In the Roman group of texts Križanić obviously wanted to prove his intellectual and social surrounding his level of insight into problems of music, and to improve and facilitate the techniques and practice of composing, reading and performing music. In Asserta musicalia he discussed in 20 'assertions' or propositions a series of musico-theoretical and musico-aesthetical problems. In the main part of Nova inventa musica or Tabulae nouae, exhibentes musicam Križanic exhibited 30 complicated graphical drawings, dealing with the problem of the classification of consonances and proposing a kind of 'equal temperament'. In Novum instrumentum he offered instructions for a device (never to be discovered afterwards) intended for 'miraculously easy way of composing songs'. For the time being we do not know whether Križanic himself was an unrealized composer, a would-be teacher of contemporary music or adviser to Pope Alexander VII concerning his bull of 1657 on music.

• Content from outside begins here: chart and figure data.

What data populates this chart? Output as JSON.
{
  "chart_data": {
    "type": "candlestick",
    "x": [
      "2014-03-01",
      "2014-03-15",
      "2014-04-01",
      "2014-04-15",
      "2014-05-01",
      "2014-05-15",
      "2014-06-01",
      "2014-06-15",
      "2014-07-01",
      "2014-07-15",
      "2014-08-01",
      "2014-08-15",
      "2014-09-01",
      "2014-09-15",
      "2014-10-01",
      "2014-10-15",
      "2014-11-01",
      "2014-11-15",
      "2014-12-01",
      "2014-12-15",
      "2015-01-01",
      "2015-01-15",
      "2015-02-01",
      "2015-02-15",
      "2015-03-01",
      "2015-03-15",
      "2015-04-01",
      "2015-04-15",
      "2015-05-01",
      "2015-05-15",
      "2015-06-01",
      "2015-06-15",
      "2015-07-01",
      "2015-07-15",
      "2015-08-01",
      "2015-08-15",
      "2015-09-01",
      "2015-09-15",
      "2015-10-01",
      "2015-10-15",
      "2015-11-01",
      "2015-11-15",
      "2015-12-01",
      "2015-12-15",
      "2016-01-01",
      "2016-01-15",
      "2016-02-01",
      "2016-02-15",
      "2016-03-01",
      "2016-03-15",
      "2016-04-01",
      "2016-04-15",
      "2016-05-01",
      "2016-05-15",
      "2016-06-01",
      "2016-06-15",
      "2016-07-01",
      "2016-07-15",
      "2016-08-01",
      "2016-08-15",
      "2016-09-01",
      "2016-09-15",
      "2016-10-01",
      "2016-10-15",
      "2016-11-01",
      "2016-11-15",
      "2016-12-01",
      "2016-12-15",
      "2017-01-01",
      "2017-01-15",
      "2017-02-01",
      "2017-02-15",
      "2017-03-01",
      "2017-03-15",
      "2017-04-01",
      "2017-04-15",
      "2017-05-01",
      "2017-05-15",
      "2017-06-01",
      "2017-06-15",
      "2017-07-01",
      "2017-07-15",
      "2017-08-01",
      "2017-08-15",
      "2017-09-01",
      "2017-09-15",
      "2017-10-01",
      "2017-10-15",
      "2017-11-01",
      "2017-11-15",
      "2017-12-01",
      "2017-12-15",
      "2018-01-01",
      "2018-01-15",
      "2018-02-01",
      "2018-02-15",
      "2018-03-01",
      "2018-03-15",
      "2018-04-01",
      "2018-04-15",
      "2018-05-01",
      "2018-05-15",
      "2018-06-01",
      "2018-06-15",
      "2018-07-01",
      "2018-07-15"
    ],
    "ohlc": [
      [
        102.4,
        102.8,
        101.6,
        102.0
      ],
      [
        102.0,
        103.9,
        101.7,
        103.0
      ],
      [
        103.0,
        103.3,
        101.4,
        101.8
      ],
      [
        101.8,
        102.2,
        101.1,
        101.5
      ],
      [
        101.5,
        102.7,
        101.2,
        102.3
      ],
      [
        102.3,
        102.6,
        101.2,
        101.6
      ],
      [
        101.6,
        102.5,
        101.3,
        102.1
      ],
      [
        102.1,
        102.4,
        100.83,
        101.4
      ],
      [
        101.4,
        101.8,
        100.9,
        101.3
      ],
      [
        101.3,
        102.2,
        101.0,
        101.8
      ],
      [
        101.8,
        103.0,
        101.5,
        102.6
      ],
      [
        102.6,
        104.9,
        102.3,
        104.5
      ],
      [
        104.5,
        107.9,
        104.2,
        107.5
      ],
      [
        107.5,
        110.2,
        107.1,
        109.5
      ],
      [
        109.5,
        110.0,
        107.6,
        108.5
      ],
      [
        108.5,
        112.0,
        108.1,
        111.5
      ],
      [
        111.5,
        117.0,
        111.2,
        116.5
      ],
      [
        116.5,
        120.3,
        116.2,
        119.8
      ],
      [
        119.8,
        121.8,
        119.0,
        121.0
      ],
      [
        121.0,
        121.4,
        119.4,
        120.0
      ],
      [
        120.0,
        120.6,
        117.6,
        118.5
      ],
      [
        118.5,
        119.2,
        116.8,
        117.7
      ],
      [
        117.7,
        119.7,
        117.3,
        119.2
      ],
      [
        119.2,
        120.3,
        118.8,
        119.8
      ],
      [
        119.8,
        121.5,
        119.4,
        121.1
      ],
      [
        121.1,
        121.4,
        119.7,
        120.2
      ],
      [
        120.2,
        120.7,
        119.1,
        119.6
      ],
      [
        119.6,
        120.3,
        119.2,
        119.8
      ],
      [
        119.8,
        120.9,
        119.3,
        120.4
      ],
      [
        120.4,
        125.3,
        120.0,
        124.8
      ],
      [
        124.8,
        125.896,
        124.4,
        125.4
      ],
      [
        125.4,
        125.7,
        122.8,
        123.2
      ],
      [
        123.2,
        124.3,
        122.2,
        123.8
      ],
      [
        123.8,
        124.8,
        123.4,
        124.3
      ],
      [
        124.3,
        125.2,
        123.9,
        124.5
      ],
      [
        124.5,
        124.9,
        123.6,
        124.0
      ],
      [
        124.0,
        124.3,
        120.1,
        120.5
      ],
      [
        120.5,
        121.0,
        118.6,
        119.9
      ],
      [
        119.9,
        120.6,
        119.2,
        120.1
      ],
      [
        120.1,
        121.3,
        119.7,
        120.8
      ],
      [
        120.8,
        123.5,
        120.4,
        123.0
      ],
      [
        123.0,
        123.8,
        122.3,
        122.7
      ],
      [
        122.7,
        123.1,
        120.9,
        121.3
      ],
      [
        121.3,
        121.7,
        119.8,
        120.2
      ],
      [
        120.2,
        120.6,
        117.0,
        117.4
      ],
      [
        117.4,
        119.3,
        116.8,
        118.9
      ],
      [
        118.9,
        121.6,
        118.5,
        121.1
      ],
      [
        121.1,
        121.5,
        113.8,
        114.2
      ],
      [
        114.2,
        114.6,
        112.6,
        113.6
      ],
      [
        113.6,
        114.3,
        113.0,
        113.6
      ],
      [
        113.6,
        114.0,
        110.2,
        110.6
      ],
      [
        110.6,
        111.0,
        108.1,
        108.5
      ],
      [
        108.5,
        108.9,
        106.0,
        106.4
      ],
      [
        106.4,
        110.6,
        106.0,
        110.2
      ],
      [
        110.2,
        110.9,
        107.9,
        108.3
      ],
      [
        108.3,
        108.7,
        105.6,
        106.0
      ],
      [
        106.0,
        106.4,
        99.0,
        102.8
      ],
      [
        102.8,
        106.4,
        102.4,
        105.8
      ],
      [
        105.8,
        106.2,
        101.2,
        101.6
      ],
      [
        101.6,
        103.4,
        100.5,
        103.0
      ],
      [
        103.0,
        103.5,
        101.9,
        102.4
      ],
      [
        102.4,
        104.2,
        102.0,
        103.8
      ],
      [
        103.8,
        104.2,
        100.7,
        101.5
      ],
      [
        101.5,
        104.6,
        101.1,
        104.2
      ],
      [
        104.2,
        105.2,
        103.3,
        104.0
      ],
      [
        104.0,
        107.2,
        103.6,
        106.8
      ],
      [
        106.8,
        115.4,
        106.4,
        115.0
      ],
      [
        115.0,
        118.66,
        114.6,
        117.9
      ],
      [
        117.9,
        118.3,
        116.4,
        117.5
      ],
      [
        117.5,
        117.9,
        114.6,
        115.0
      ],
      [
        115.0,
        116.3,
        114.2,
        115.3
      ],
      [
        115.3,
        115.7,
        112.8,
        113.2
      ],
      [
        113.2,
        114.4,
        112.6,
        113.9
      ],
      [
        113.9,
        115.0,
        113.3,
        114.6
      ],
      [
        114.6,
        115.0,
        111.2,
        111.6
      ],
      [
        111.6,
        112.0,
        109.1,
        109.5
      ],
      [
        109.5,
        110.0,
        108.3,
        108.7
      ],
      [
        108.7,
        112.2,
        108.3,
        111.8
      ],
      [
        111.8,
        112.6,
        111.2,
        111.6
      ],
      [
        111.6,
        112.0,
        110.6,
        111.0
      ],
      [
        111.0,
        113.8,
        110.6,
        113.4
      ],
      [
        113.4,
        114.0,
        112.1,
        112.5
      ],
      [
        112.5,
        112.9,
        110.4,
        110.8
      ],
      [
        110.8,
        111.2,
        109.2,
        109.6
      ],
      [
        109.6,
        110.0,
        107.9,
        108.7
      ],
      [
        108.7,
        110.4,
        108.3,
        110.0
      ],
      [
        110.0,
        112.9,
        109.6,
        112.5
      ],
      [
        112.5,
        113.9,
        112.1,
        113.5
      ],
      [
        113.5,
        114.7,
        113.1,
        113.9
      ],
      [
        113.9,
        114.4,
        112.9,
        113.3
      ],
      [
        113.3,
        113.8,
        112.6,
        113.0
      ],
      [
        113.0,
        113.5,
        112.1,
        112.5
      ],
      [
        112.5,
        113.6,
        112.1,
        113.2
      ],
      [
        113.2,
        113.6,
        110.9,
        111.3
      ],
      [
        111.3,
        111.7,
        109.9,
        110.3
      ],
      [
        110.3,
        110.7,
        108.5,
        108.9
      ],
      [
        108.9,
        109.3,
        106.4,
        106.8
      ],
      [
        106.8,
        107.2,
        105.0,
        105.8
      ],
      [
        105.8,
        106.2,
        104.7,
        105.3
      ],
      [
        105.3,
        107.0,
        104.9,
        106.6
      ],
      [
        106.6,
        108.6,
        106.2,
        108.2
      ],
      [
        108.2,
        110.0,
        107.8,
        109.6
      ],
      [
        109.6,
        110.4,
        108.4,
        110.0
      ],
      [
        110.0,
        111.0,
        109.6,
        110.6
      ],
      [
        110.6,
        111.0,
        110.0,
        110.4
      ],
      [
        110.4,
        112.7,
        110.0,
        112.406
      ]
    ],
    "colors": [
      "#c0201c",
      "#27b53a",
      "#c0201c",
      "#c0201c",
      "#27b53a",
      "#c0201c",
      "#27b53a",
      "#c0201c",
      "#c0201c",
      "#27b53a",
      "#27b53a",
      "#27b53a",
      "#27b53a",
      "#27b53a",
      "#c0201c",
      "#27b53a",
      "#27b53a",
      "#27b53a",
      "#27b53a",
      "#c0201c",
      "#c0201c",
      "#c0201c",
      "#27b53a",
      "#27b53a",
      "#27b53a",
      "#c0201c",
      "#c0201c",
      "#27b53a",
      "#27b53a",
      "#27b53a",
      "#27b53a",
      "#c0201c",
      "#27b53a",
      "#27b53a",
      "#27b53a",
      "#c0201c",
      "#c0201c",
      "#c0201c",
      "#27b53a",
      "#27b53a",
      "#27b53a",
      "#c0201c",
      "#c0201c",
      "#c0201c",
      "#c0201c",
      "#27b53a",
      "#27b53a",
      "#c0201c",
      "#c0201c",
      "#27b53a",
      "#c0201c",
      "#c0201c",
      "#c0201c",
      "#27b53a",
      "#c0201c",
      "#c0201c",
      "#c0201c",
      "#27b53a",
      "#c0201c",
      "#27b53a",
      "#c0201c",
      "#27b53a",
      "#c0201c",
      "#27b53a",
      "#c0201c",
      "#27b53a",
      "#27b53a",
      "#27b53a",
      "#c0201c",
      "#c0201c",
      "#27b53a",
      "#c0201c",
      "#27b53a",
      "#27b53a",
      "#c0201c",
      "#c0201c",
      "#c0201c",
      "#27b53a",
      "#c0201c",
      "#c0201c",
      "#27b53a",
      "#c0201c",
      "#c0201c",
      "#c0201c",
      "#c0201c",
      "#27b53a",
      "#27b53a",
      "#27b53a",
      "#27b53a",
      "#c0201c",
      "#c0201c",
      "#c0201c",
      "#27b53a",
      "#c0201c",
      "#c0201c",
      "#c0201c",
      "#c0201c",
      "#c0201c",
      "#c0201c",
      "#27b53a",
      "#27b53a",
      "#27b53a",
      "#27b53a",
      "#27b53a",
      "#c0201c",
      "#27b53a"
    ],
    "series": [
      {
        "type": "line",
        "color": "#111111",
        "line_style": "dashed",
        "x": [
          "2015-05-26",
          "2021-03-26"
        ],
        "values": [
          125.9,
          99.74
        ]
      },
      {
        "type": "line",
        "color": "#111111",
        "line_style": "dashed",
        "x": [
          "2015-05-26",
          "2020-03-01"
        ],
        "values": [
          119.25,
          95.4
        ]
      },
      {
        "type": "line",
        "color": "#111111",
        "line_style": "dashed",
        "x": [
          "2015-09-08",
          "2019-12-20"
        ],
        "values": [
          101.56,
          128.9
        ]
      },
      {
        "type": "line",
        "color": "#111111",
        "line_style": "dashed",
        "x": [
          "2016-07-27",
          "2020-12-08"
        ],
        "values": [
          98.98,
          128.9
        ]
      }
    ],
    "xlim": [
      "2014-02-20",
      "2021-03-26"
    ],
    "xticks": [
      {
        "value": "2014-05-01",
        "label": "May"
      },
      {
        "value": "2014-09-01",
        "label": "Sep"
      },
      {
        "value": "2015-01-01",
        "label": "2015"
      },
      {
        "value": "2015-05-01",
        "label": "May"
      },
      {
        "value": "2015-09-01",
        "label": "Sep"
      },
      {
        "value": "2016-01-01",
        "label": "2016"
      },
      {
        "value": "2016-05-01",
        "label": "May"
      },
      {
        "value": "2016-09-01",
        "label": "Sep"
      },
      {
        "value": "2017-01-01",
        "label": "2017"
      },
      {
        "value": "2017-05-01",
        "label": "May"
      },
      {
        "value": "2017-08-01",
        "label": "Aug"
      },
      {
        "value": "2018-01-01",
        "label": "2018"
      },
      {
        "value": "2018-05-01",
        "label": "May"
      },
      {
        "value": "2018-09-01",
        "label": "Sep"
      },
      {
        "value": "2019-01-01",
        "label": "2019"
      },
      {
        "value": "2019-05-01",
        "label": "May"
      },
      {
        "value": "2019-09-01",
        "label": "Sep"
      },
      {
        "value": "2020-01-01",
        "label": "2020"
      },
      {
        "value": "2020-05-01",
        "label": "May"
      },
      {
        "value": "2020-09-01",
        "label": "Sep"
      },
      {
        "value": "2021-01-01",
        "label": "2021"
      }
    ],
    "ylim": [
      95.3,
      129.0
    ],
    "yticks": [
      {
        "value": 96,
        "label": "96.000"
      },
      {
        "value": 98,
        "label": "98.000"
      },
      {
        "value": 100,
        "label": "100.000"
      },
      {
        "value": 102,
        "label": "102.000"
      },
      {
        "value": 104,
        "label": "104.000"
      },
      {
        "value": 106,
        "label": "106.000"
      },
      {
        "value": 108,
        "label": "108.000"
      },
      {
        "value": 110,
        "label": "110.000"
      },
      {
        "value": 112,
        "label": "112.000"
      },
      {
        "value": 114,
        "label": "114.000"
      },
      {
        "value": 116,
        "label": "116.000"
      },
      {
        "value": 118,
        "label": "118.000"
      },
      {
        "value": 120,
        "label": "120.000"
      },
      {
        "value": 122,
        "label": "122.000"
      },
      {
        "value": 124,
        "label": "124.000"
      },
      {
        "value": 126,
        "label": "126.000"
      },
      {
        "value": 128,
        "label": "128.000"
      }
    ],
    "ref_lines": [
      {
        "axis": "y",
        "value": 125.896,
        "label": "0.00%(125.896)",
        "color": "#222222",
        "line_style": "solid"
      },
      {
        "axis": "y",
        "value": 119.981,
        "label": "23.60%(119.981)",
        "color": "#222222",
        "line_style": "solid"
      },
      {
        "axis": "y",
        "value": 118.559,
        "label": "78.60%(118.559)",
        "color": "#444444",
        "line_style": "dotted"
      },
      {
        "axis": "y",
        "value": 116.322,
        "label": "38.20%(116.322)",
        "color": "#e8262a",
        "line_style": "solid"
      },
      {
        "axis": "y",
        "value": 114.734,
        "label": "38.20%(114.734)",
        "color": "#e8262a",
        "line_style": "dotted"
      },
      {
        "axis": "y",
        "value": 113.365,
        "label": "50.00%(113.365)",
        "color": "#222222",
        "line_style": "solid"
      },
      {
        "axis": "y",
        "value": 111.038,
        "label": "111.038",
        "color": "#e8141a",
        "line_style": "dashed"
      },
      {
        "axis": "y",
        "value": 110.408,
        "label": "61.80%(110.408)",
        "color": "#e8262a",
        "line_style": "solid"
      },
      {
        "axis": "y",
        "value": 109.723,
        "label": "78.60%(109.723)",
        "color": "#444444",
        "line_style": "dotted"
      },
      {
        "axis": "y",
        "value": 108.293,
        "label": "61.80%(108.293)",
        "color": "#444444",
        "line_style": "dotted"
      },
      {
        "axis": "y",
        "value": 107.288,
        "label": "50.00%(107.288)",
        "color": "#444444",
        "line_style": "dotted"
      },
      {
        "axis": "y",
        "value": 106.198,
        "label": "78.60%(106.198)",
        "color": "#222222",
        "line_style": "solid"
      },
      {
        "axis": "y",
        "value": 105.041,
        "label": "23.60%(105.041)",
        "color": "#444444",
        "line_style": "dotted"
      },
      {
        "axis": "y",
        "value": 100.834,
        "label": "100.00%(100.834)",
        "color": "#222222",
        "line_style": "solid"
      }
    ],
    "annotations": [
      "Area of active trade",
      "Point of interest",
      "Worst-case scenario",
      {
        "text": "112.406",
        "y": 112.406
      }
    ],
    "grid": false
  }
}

The Russian group of writings consist of a text is entitled 'Haeresis Politica 16. De Musica', and of a chapter entitled 'O cerkovnom penju'. In the first, Križanić discusses various aspects of music making in ancient Greeks and Romans, as well as in modern nations such as Italians, Spaniards, Turks, Croats, Serbs, Czechs, Poles, Hungarians, etc. Križanić considered the sole purpose for the existence of music to be pleasure, joy and the oblivion of troubles, and all other concepts and beliefs to be mere misconceptions. The most interesting fragments deal with the variety of European national musics, offering some directives in what to keep and what to change in contemporary Russian musical life. The second manuscript deals with a delicate issue on changes and reforms in Russian Orthodox church singing.
Thus it can be stated that Roman and Russian sets of Križanić's texts differ considerably, one dealing mostly with music theory and aesthetics, and the other with ethnographic and sociological aspects of music. Both orientations were probably dictated by the particular and differing socio-cultural determinants effective in Rome and Russia, and Križanić's manoeuvring within these two cultural circles. However, there exist also unifying aspects in his musical thought at large, recognizable in his general attitude towards music and in his principal orientation to actively participate in religious and social politics of his time.